La commission d’enquête du BAPE sur l’amiante démarrera sa tournée le mois prochain à Asbestos, la ville qui doit son nom à ce minéral, a appris La Presse.

Ariane Krol Ariane Krol
La Presse

Les audiences publiques d’Asbestos se tiendront du 4 au 6 décembre, à raison de quatre séances, annoncera le Bureau d’audiences publiques sur l’environnement (BAPE) lundi prochain. Les commissaires se déplaceront ensuite à Thetford Mines pour quatre autres séances, du 10 au 12 décembre.

Des représentants de sept ministères (Environnement, Santé, Ressources naturelles, Économie, Affaires municipales, Transports, Éducation) et de la Commission des normes, de l’équité, de la santé et de la sécurité du travail (CNESST) seront présents pour répondre aux questions du public, puisqu’il s’agit de séances d’information.

Le deuxième volet des audiences publiques, visant cette fois à entendre des positions, opinions et points de vue, débutera le 18 février.
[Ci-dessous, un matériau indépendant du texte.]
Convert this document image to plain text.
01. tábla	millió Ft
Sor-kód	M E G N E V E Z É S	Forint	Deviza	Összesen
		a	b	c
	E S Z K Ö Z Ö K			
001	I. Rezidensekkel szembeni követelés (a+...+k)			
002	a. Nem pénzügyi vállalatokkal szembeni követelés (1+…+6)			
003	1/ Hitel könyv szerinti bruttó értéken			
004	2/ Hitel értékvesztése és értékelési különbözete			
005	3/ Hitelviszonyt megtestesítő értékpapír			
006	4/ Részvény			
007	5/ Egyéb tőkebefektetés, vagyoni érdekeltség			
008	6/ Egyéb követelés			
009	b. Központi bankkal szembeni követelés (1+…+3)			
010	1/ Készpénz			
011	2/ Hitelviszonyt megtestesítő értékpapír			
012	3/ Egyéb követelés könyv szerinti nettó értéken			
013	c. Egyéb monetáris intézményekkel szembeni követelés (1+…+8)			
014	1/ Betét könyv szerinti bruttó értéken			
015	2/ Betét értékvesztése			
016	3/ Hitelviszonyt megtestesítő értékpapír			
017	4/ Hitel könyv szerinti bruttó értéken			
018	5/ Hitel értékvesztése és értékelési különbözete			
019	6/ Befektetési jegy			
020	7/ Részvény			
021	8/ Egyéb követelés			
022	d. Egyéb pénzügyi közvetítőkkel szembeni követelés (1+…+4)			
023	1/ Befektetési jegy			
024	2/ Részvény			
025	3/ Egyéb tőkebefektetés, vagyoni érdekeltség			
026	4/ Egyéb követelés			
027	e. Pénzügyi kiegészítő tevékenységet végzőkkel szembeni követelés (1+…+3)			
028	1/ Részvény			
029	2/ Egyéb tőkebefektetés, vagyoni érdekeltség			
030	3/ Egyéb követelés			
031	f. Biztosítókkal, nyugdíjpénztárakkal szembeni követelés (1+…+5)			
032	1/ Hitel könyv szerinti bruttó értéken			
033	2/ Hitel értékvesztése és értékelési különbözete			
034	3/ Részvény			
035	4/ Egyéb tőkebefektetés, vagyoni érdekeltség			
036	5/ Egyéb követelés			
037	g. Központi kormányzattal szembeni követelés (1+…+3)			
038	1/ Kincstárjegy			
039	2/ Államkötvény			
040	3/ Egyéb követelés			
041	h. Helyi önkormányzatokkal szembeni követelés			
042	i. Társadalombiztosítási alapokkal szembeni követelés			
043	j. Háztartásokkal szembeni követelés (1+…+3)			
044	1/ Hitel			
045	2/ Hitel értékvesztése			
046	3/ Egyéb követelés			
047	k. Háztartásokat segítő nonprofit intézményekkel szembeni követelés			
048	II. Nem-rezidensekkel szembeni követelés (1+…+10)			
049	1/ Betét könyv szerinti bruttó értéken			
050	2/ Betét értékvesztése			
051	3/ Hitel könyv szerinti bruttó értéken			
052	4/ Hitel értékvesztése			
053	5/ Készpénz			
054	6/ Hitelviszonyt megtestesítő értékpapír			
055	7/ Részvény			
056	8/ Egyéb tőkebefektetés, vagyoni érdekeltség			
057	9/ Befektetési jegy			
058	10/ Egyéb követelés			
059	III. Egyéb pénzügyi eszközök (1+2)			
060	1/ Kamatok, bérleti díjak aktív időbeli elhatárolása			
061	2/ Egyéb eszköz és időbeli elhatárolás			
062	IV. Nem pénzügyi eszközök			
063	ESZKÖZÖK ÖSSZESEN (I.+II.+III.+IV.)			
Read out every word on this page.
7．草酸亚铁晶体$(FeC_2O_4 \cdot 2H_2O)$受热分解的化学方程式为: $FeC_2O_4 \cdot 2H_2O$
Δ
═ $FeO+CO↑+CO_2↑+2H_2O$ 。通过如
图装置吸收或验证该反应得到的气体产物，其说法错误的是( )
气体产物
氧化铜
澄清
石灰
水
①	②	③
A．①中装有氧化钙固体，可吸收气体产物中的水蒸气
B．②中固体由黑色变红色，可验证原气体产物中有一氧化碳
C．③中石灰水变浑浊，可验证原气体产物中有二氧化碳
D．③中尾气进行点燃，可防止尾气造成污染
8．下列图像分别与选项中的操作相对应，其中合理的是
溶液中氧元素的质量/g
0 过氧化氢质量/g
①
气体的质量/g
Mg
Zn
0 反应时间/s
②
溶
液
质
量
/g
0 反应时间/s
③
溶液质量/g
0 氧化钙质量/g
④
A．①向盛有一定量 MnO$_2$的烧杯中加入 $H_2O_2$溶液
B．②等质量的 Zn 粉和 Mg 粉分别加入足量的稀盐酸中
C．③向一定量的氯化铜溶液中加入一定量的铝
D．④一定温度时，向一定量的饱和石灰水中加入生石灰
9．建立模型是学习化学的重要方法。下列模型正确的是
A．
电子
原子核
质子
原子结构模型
La ville où elles se tiendront sera annoncée en janvier, en fonction de l’endroit d’où proviendront le plus de mémoires.

Entre ces deux étapes, la Commission tiendra des rencontres sectorielles sur l’un des quatre points du mandat donné par le ministre de l’Environnement, Benoit Charette, soit la pertinence de développer un « cadre de valorisation » des résidus miniers amiantés. « La Commission pense qu’il est important d’avoir des avis spécifiques de différents secteurs de la société », indique le porte-parole du BAPE, Alexandre Corcoran-Tardif, en citant notamment le patronat, les chercheurs et les municipalités.

Résidus d’amiante

La Commission a aussi demandé à la CNESST et aux sept ministères impliqués de lui faire part de leurs positions sur la pertinence d’exploiter ces résidus d’amiante, dont il subsiste des quantités impressionnantes dans les régions d’Asbestos et de Thetford Mines.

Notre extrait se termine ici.